7 – Questions diverses
• Un point est fait sur les travaux en cours pour la réhabilitation du café du Merlet. Afin de sauvegarder l’historique du bâtiment, les inscriptions : « le Merlet, ancien café débit de tabac », seront peintes en lettres d’époque.
• Recrutement d’un agent technique sur CDD. Plusieurs candidats ont répondu à l’appel à recrutement sur les deux CDD liés (4 mois pour accroissement d’activité estival, trois mois pour remplacement d’agent titulaire absent). Deux candidatures ont été retenues, le premier des candidats, M. Laurent Rossero, a déjà été auditionné, le second, Nicolas Brucelle, le sera lundi 13 avril au matin.

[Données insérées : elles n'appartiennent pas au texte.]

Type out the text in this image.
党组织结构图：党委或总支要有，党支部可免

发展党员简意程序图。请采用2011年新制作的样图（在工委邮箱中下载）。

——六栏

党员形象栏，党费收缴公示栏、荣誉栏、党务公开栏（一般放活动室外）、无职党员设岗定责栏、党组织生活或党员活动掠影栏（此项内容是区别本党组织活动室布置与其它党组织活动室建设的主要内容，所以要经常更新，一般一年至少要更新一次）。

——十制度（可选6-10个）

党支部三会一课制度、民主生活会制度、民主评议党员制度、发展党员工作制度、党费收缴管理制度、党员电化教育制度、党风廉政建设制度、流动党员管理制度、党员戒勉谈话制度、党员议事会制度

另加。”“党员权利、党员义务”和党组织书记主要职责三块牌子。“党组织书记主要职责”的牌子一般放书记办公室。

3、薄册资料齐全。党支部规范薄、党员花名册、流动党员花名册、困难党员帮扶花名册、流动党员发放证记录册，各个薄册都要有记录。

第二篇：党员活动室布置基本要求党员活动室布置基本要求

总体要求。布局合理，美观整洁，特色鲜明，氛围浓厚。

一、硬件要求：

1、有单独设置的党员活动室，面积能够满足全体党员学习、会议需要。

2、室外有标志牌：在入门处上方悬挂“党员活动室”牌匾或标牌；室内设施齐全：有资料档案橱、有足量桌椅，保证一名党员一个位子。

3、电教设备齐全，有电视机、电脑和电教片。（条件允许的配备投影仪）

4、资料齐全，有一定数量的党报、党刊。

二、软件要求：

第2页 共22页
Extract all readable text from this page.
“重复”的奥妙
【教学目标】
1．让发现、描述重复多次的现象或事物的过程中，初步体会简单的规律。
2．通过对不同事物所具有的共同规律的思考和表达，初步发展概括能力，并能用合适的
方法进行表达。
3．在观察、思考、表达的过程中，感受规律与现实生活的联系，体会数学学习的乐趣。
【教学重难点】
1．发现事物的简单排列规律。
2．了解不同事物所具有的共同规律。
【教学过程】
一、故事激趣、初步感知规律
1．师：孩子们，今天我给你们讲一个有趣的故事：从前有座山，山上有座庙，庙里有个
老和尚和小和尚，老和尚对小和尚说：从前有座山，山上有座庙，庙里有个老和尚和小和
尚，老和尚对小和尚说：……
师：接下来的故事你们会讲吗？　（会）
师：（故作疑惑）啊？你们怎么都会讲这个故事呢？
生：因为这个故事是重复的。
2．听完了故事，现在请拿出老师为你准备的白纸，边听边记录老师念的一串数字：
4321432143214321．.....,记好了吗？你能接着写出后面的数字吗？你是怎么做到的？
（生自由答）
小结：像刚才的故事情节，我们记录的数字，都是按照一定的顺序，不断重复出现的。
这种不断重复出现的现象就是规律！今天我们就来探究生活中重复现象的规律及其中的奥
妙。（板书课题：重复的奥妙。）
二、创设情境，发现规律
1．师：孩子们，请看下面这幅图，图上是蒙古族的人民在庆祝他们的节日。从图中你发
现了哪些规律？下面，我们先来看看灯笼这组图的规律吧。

• Dix pièges à frelons asiatiques ont été distribués dans la commune en présence d’un représentant du groupement de défense sanitaire.
• Rappel est fait du danger qu’il y a à s’approcher des bords du ravin du Crey Blanc et de l’interdiction d’y déposer tout déchet.
• Le conseil municipal est informé de la demande de rachat d’une partie de la parcelle située section G numéro 1235 au Chef-Lieu par la propriétaire de la parcelle mitoyenne et prendra une décision dans une séance ultérieure après avoir recueilli des informations complémentaires.